---------- Recipe via Meal-Master (tm) v8.02

     Title: RISOTTO WITH FENNEL
Categories: Italian
     Yield: 4 servings

     6 tb Unsalted butter
   1/2 c  Chopped sweet yellow onion
     1    Fennel bulb (1 lb); trimmed
          - quartered, cored
          - and cut into 1/4-in slices
   1/4 ts Salt
     1 pn Nutmeg
          - preferably freshly grated
     5 c  Light chicken stock; -=OR=-
 2 1/2 c  - Canned broth with
 2 1/2 c  - Water
 1 1/2 c  Arborio rice
   1/4 ts Freshly ground pepper
   1/4 c  Freshly grated Parmesan

 IN A LARGE HEAVY SAUCEPAN OR flame-proof casserole, melt 3 tablespoons of
 the butter over low heat.
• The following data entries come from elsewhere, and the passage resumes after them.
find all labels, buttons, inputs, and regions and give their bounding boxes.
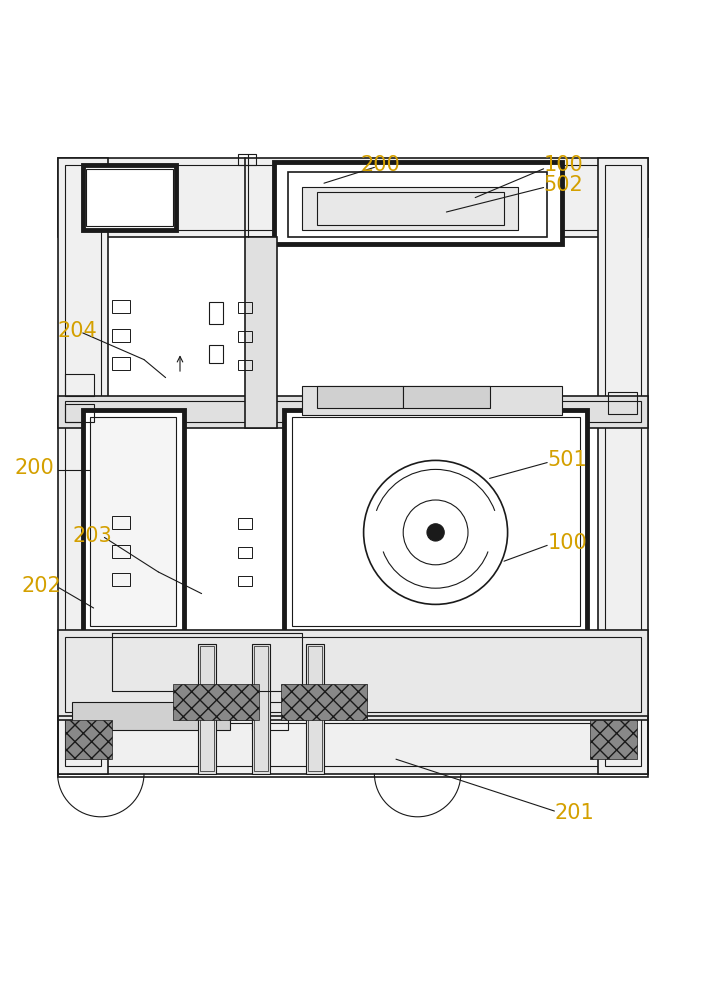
Bar bbox=[83, 165, 176, 230]
Bar bbox=[317, 386, 403, 408]
Bar bbox=[198, 644, 216, 774]
Bar bbox=[252, 702, 288, 730]
Bar bbox=[58, 158, 648, 237]
Text: 502: 502 bbox=[544, 175, 583, 195]
Text: 200: 200 bbox=[360, 155, 400, 175]
Bar bbox=[403, 386, 490, 408]
Bar bbox=[65, 404, 94, 422]
Text: 501: 501 bbox=[547, 450, 587, 470]
Bar bbox=[605, 165, 641, 766]
Text: 200: 200 bbox=[14, 458, 54, 478]
Bar bbox=[112, 329, 130, 342]
Bar bbox=[58, 716, 648, 774]
Bar bbox=[238, 154, 256, 165]
Bar bbox=[598, 158, 648, 774]
Bar bbox=[65, 720, 112, 759]
Bar bbox=[317, 192, 504, 225]
Bar bbox=[86, 169, 173, 226]
Bar bbox=[112, 357, 130, 370]
Bar bbox=[302, 187, 518, 230]
Bar bbox=[72, 702, 230, 730]
Text: 100: 100 bbox=[547, 533, 587, 553]
Text: 203: 203 bbox=[72, 526, 112, 546]
Bar bbox=[238, 360, 252, 370]
Bar bbox=[112, 545, 130, 558]
Bar bbox=[238, 302, 252, 313]
Bar bbox=[284, 410, 587, 633]
Bar bbox=[58, 396, 648, 428]
Text: 204: 204 bbox=[58, 321, 97, 341]
Text: 201: 201 bbox=[554, 803, 594, 823]
Bar bbox=[65, 165, 641, 230]
Circle shape bbox=[427, 524, 444, 541]
Bar bbox=[238, 547, 252, 558]
Bar bbox=[83, 410, 184, 633]
Bar bbox=[238, 331, 252, 342]
Bar bbox=[288, 172, 547, 237]
Bar bbox=[112, 516, 130, 529]
Bar bbox=[65, 401, 641, 422]
Bar bbox=[254, 646, 268, 771]
Bar bbox=[306, 644, 324, 774]
Bar bbox=[58, 158, 108, 774]
Bar bbox=[302, 386, 562, 415]
Text: 202: 202 bbox=[22, 576, 61, 596]
Bar bbox=[245, 237, 277, 428]
Bar bbox=[252, 644, 270, 774]
Bar bbox=[209, 302, 223, 324]
Bar bbox=[58, 630, 648, 720]
Bar bbox=[112, 573, 130, 586]
Text: 100: 100 bbox=[544, 155, 583, 175]
Bar bbox=[292, 417, 580, 626]
Polygon shape bbox=[112, 633, 302, 691]
Bar bbox=[65, 637, 641, 712]
Bar bbox=[238, 576, 252, 586]
Bar bbox=[65, 165, 101, 766]
Bar bbox=[65, 374, 94, 396]
Bar bbox=[112, 300, 130, 313]
Bar bbox=[308, 646, 322, 771]
Bar bbox=[281, 684, 367, 720]
Bar bbox=[173, 684, 259, 720]
Bar bbox=[90, 417, 176, 626]
Bar bbox=[274, 162, 562, 244]
Bar bbox=[200, 646, 214, 771]
Bar bbox=[608, 392, 637, 414]
Bar bbox=[209, 345, 223, 363]
Bar bbox=[238, 518, 252, 529]
Bar bbox=[590, 720, 637, 759]
Bar bbox=[58, 716, 648, 777]
Bar bbox=[65, 723, 641, 766]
Add the onion and cook until softened, but not
 browned, about 3 minutes. Stir in the sliced fennel. Season with the salt
 and nutmeg; mix well. Cover and simmer, stirring occasionally, for 10
 minutes. Meanwhile, bring the stock to a simmer in another saucepan. After
 10 minutes, add the rice to the fennel, stirring to coat each grain with
 butter. Add 2 cups of the hot stock. Bring to a simmer and cook, uncovered,
 stirring constantly, until the rice is just tender, adding more stock, 1/2
 cup at a time as the rice absorbs the liquid, about 20 minutes. (If you run
 out of stock before the rice is done, use hot water.) The finished dish
 should be moist but not soupy. When the rice is tender but still firm,
 remove from the heat and stir in the pepper, the remaining 3 tablespoons
 butter and the grated Parmesan cheese. Season with additional salt to taste
 and serve immediately in warm bowls.